Les premières cases de Tourane passent sous nos yeux, chaumières de bambous pour la plupart, et fort petites, n’ayant que trois côtés comme les boutiques foraines ; la nuit, on les ferme par des panneaux mobiles en rotin, mais le jour, on voit toutes les choses qui s’y font. En ce moment, les gens sont occupés à prendre, avec leurs dents teintes en noir, leur premier repas du matin : riz et poisson toujours, dans des jattes de porcelaine sur lesquelles sont peintes des diableries bleues.

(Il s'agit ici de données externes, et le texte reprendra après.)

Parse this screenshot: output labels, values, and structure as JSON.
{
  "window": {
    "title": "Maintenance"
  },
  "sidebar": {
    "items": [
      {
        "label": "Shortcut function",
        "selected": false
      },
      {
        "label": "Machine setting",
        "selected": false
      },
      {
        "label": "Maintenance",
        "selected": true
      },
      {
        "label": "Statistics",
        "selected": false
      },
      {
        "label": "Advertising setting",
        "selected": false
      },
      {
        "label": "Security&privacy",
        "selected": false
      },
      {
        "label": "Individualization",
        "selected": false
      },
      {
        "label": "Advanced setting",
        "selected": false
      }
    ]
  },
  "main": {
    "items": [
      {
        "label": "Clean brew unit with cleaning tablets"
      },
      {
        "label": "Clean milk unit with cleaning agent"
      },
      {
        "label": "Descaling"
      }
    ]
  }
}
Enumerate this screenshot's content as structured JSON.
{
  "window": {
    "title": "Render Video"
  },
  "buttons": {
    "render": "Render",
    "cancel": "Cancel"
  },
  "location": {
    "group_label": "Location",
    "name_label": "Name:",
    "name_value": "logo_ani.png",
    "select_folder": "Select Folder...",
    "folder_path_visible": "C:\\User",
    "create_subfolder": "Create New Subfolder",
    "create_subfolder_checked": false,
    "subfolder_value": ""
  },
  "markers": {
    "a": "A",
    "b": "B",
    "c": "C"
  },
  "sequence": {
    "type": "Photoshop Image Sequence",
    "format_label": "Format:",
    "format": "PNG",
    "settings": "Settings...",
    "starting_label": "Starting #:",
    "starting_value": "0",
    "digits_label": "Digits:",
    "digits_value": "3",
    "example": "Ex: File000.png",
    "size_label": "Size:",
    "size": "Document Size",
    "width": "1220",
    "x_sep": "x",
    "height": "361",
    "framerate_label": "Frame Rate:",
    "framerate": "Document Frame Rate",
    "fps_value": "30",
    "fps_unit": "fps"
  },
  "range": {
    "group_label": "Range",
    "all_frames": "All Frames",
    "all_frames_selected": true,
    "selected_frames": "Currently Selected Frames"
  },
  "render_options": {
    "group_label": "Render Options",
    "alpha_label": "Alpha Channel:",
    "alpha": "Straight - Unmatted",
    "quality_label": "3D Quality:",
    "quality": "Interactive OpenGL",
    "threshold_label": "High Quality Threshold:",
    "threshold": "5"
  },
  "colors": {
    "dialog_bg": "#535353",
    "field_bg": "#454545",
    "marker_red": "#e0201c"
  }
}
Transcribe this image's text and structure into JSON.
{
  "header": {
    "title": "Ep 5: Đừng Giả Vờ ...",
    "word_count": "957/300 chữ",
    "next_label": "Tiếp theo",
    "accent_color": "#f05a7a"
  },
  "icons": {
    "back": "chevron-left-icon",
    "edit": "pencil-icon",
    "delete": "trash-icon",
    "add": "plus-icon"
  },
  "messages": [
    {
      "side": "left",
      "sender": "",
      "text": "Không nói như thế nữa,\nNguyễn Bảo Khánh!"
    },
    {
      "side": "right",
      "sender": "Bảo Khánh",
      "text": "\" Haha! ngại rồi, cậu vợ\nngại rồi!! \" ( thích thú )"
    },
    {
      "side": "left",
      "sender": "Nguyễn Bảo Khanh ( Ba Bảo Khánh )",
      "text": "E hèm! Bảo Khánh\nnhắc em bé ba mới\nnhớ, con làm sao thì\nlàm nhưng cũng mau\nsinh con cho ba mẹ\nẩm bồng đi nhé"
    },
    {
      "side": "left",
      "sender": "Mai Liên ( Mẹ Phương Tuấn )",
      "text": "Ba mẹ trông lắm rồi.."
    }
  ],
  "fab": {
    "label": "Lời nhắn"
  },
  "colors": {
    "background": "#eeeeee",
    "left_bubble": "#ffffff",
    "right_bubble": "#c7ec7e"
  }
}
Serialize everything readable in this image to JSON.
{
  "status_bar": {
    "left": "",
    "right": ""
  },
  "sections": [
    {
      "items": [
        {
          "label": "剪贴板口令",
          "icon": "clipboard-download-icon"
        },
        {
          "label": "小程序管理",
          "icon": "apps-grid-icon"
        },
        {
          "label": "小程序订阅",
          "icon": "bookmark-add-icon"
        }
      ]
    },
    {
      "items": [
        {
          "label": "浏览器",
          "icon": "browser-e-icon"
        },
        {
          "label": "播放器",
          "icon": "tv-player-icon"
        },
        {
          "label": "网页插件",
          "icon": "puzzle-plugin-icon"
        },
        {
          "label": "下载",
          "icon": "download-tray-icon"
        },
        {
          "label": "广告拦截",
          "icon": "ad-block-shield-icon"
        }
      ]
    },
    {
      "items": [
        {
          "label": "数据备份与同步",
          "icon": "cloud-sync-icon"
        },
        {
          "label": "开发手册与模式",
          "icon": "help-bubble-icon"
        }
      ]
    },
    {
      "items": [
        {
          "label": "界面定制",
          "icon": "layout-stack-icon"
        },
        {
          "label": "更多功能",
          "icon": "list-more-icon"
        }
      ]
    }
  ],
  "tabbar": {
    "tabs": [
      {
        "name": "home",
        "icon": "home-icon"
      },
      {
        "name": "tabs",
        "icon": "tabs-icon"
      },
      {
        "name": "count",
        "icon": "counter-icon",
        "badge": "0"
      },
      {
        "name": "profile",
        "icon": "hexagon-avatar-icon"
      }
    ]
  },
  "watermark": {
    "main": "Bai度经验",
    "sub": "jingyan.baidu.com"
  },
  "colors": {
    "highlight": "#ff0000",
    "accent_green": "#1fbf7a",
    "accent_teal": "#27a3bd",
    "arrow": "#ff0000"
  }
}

Partout on s’arrête de manger, on nous regarde avec des airs de curiosité et d’inquiétude.

Nous allons maintenant tout doucement, nous autres, nous amusant aussi à examiner ce monde.

Dans le sentier qui longe la rivière il y a déjà des passans. Tous portent soutane collante, mais les nuances varient ; à côté du gris sale qui est la couleur des pauvres, il y a le violet, le capucine et le vert-pomme qui paraissent de mode pour les personnes huppées. Les chapeaux, qui sont en paille, dépassent toutes les proportions connues ; pour les femmes, c’est plat avec des rebords, comme un énorme tambour de basque ; pour les hommes, c’est conique et pointu, comme un gigantesque abat-jour. Le long de la rivière, piétinant les pervenches et les liserons roses, tout cela trotte à la queue-leu-leu, l’air affairé, inconscient d’être si ridicule. Et, au même point, tous s’embarquent dans des jonques plates qui les mènent sur l’autre rive.

Encore des pagodes qui passent, petites, vieillottes, leurs vilaines diableries toute mangées de vétusté et de poussière.

Et puis, à un point où la berge peu élevée forme un grand talus vert, M. Hoé nous arrête devant un étroit sentier qui monte ; alors nous amarrons contre une jonque notre baleinière blanche, et nous sautons sur le sable.

À terre, c’est tout de suite une impression de chaleur plus lourde ; les bambous légers donnent une ombre tamisée, tremblante, de store chinois, — ombre chaude qui ne rafraîchit ni ne repose. Nous montons plusieurs marches de pierre, et le portique du mandarin paraît devant nous ; il a des pylônes d’un style indien ; il est surmonté d’un mirador contenant une niche à guetteur et un tam-tam.